We have spent so much time and energy in just establishing our presence and ensuring our comfortable survival in Los Brujos over the past two years that communicating the experience, demonstrating the transformation in words and images and dialogue has been an afterthought or something scribbled in the night into a journal and not shared beyond the forest’s borders. It is my hope the our launching some of the stories from Los Brujos into the ethers of the digital internet will reconnect us, will help to inspire us and expand our dreams as well as those of others. I have come to understand in my few years of technological hiatus that the worldwide web is exactly that: a channeling of a modern consciousness, training wheels for a telepathic mind. It is that imaginative inspiration I next wish to harvest…. But in the meantime, a special note about how we harvested our drinking water:
The Atlas Ram Pump is an ingenious invention which pumps water without the use of external energy sources, only the kinetic energy of falling water. We used the design outlined by Don Wilson in his book All About Hydraulic Ram Pumps and have had amazing success, even through a severe summer drought which limited our water pumping to only an hour a day. Nearly all visitors to Los Brujos at the end of January this year actively helped assemble our system, whether by hauling water tanks, gathering stones and running pipe, or by building platforms and piecing together the pump itself, altered check-valves and tightened fittings.

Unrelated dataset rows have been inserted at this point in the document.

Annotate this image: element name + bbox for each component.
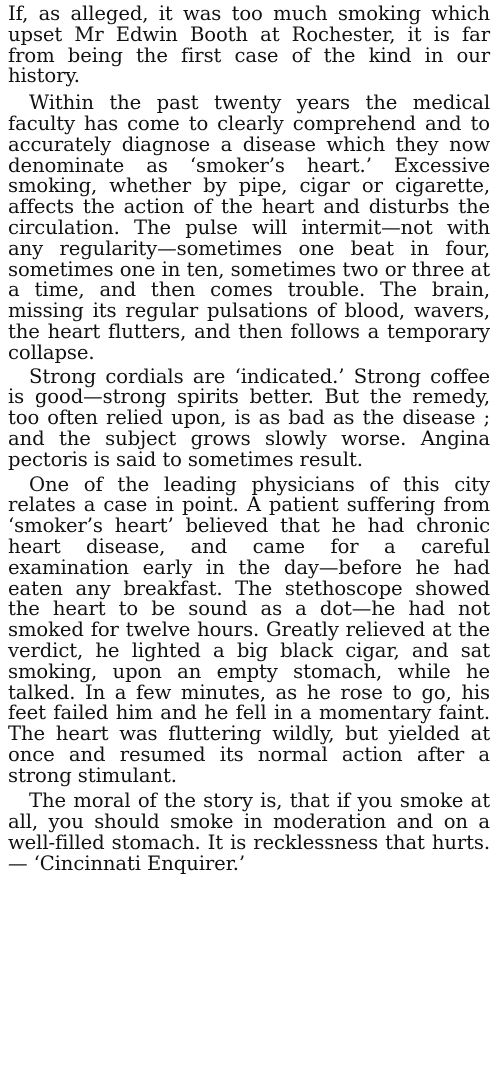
article-paragraph-5: The moral of the story is, that if you smoke at all, you should smoke in moderation and on a well-filled stomach. It is recklessness that hurts. — ‘Cincinnati Enquirer.’ xyxy=(8,789,490,875)
article-paragraph-1: If, as alleged, it was too much smoking which upset Mr Edwin Booth at Rochester, it is far from being the first case of the kind in our history. xyxy=(8,2,490,88)
article-column xyxy=(8,4,490,875)
article-paragraph-4: One of the leading physicians of this city relates a case in point. A patient suffering from ‘smoker’s heart’ believed that he had chronic heart disease, and came for a careful examination early in the day—before he had eaten any breakfast. The stethoscope showed the heart to be sound as a dot—he had not smoked for twelve hours. Greatly relieved at the verdict, he lighted a big black cigar, and sat smoking, upon an empty stomach, while he talked. In a few minutes, as he rose to go, his feet failed him and he fell in a momentary faint. The heart was fluttering wildly, but yielded at once and resumed its normal action after a strong stimulant. xyxy=(8,472,490,787)
article-paragraph-2: Within the past twenty years the medical faculty has come to clearly comprehend and to accurately diagnose a disease which they now denominate as ‘smoker’s heart.’ Excessive smoking, whether by pipe, cigar or cigarette, affects the action of the heart and disturbs the circulation. The pulse will intermit—not with any regularity—sometimes one beat in four, sometimes one in ten, sometimes two or three at a time, and then comes trouble. The brain, missing its regular pulsations of blood, wavers, the heart flutters, and then follows a temporary collapse. xyxy=(8,91,490,364)
article-paragraph-3: Strong cordials are ‘indicated.’ Strong coffee is good—strong spirits better. But the remedy, too often relied upon, is as bad as the disease ; and the subject grows slowly worse. Angina pectoris is said to sometimes result. xyxy=(8,364,490,471)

All the pieces are common items found in any hardware store (the pressure tank is actually just a bicycle tire inflated inside a confining PVC tube) and can be assembled without the use of power tools. It is an ideal way to pump water from a stream or spring source, using gentle slopes to create the funnel of pressure necessary to run the pump, and best of all, by assembling it ourselves we know exactly how to maintain or trouble-shoot the system. Our Atlas system utilizes a 1000 liter cistern that collects the water from our spring source through a filter and then water falling about 3 meters from the cistern through a 15 meter drive pipe to the Atlas pump is pumped vertically 30 meters over the distance of approximately 100 meters to the water tank above our cabins, supplying fresh drinking water to our home. The Atlas is only about 10-15% efficient in pumping water since most of the water that descends the drive pipe is used as kinetic energy to make the pump function so that, in our case, we pump approximately 100 liters in an hour. This sounds like very little, but it really adds up, especially since the past two years of water trials have ingrained in us a new appreciation for water scarcity. We are very conscious of our water use and needs and regularly consume our harvested rainwater for whatever cleaning or flushing or watering needs as appropriate and available. I hope to build a second Atlas pump further down our stream where we have greater water flow; animal and forest traffic may not warrant this water useful for drinking purposes, but it's a perfect source for agricultural water needs in the summer months. May the harvest continue.